Sommet sur l’enseignement supérieur - Le choix du ministre

Flanquée de son nouveau ministre de l’Enseignement supérieur, Pierre Duchesne, et de l’ex-leader étudiant devenu député-vedette, Léo Bureau-Blouin, la première ministre Pauline Marois était on ne peut plus positive. Le sommet tant attendu sur l’enseignement supérieur sera l’occasion, a-t-elle dit, d’un « nouvel élan », d’un « débat constructif » où « toutes les possibilités seront ouvertes ». Dont celle du gouvernement, qui prône l’indexation des droits.
 
Mais si ce sommet s’annonce comme celui du dialogue et de la transparence, misant sur Internet qui permet de faire circuler l’information comme jamais, n’allons pas croire que la démarche fera foi de tout. L’enthousiasme ne permettra pas d’éviter les écueils. Déjà, les mots mêmes que choisit le gouvernement vont colorer les débats.
 
Ainsi du premier document d’information préparatoire au sommet qui a été distribué jeudi.

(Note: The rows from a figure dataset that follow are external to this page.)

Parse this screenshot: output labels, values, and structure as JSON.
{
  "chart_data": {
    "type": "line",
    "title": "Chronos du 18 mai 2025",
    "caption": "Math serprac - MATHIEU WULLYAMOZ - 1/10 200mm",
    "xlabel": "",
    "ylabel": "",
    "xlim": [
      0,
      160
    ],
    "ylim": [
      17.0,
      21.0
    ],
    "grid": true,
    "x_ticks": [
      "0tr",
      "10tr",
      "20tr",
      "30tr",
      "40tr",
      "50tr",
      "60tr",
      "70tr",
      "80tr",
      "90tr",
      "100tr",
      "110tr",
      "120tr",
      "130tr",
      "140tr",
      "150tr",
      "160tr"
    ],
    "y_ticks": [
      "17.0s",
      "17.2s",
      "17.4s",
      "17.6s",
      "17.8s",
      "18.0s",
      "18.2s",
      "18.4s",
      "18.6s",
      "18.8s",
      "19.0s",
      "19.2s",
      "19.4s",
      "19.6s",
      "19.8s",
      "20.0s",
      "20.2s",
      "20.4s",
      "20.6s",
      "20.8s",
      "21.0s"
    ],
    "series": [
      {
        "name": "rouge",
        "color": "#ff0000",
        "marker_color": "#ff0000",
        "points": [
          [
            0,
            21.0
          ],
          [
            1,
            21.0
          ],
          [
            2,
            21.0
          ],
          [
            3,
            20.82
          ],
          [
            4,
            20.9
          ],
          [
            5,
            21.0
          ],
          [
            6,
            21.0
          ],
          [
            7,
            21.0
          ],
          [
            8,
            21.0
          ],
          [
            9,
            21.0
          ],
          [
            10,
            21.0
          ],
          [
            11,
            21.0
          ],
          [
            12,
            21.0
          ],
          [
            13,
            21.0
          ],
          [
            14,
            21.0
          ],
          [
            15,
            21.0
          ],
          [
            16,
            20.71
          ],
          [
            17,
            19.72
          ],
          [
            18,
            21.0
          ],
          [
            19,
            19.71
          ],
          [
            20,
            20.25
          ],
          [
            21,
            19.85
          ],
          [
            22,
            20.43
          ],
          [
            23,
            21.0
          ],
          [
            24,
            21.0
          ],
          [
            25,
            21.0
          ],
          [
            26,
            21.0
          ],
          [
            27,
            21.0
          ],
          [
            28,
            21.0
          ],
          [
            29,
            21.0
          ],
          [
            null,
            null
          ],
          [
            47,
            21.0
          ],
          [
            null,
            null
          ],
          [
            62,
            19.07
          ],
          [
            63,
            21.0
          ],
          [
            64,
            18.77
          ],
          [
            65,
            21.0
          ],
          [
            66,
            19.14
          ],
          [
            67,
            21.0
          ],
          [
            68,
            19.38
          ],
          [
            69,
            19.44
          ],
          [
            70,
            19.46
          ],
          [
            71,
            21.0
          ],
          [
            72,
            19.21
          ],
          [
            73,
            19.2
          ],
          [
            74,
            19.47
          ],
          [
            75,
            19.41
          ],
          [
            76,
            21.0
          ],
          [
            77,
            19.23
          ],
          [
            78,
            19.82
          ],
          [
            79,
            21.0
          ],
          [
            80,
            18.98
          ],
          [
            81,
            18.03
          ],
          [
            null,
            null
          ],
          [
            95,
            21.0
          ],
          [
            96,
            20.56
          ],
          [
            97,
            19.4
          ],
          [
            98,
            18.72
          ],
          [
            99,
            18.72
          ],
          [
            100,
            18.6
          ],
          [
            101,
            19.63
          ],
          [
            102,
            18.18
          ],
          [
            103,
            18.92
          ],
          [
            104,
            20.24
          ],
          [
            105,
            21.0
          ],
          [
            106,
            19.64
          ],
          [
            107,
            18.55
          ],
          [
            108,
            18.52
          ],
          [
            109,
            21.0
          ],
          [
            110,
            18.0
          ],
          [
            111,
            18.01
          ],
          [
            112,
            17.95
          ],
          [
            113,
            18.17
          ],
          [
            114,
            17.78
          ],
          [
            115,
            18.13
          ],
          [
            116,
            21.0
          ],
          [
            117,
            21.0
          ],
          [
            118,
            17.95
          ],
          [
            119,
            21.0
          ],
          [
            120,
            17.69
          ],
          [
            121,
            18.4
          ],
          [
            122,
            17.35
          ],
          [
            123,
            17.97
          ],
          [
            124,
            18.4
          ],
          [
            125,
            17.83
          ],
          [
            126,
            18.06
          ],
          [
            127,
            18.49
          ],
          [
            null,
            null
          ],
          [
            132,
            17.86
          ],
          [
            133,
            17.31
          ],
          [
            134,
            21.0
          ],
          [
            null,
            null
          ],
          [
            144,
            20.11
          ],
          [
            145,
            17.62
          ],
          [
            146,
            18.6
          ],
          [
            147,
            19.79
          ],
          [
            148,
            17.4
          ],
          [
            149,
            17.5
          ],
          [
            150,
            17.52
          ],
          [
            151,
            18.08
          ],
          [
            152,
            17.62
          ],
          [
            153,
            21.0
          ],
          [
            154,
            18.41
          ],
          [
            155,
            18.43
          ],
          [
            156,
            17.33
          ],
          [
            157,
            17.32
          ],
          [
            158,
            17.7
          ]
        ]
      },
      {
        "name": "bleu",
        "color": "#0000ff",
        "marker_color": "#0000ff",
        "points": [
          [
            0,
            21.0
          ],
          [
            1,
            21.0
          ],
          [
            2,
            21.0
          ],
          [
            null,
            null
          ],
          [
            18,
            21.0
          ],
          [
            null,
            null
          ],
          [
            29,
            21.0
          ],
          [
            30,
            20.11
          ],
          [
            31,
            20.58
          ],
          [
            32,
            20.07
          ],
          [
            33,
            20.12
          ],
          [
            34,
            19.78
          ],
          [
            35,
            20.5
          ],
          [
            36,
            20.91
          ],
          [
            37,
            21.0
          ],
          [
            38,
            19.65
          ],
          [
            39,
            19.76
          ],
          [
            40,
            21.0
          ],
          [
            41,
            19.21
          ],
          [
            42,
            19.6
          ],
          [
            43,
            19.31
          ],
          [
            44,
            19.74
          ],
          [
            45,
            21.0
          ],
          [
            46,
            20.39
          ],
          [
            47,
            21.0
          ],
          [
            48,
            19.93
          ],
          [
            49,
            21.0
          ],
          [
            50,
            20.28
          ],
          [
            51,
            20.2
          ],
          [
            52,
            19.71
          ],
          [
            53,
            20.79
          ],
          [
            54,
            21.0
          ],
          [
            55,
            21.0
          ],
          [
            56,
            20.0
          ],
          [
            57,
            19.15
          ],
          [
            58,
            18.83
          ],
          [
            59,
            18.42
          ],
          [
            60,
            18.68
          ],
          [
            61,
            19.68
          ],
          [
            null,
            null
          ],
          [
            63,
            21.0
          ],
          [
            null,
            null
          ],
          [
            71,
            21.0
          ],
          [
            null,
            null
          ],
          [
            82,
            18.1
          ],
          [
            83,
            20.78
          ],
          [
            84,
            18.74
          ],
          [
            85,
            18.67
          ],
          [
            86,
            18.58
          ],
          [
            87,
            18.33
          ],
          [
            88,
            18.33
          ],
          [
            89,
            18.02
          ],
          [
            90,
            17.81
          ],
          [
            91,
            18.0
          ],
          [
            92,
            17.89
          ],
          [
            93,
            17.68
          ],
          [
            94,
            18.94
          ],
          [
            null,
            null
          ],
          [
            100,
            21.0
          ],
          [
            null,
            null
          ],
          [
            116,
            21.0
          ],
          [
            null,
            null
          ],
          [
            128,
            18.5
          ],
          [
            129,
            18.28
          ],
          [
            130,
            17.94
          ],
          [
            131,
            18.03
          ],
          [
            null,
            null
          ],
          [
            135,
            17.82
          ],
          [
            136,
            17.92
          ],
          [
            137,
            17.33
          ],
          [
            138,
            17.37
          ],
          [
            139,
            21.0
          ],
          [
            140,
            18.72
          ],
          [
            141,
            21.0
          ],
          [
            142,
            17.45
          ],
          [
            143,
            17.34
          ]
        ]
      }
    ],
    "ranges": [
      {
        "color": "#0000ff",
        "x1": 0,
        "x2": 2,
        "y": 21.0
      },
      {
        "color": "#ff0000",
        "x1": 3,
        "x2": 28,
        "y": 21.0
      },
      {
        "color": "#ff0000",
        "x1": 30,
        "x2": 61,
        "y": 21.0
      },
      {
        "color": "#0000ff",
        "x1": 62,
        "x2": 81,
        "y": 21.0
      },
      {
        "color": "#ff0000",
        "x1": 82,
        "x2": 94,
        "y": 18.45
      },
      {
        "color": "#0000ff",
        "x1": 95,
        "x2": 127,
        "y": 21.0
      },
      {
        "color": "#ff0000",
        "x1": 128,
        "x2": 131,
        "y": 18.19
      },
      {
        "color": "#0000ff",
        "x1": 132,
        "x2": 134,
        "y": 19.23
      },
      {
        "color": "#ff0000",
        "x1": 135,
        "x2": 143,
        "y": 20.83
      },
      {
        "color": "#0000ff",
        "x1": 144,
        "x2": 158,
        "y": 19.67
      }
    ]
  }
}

On y fait littéralement ressortir que « nous investissons plus [dans les universités] que la majorité des pays de l’OCDE » et que, « malgré le fait que le coût de la vie est moins élevé, nous [y] investissons plus » que les autres provinces canadiennes.
 
Ces mots n’ont rien de neutre : on est ici au cœur du débat sur le sous-financement des universités, se référant à des données qui sont présentement âprement disputées. La Conférence des recteurs et des principaux des universités du Québec fait valoir avec force qu’on ne peut tenir compte des fonds de recherche obtenus personnellement par les chercheurs dans le calcul des budgets attribués aux établissements universitaires. C’est pourtant en faisant cet amalgame que le gouvernement (bien au fait du plaidoyer de la CREPUQ) arrive à souligner le bon financement que les universités québécoises reçoivent.
 
Cela réjouira les associations étudiantes qui estiment, calculs à l’appui, que les universités ne sont pas sous-financées mais mal gérées. Le ministre Duchesne, qui avait déjà fait part en entrevue de son scepticisme par rapport au sous-financement des universités, vient donc de prendre position dans une guerre comptable. Difficile de croire dans ce cas précis que « toutes les possibilités » sont sur la table !
 
Dans la même veine, la décision gouvernementale de geler pour les deux prochaines années les droits de scolarité (ce que les libéraux nous ont appris à la faveur d’une lettre destinée au Conseil supérieur de l’éducation et non au grand public) ne peut sourire ni aux recteurs, qui veulent une hausse, ni à l’ASSE, qui revendique la gratuité scolaire.
 
Ces deux exemples ne sont pas en soi problématiques : le travail du ministre est de faire des choix. Le problème, c’est quand on tente de masquer ce rôle d’arbitre suprême.
 
Le Sommet sur l’enseignement supérieur ne sera pas pour autant inutile. Il entend embrasser toute la culture du monde universitaire et le débat se déclinera sur plusieurs tribunes, pendant plusieurs semaines : manifestement, on ne peut mobiliser autant de gens pour se contenter de finir en un « Sommet des illusions », comme l’appelle déjà le chef de la Coalition avenir Québec, François Legault.
 
Mais que le gouvernement Marois joue franc jeu : il a des options déjà en marche. Ce qu’il attendra de ses interlocuteurs, c’est qu’ils soient convaincants s’ils veulent le faire changer d’avis ou l’amener à moduler plus finement ses interventions. Et qu’il assume donc que ce sera à lui de trancher.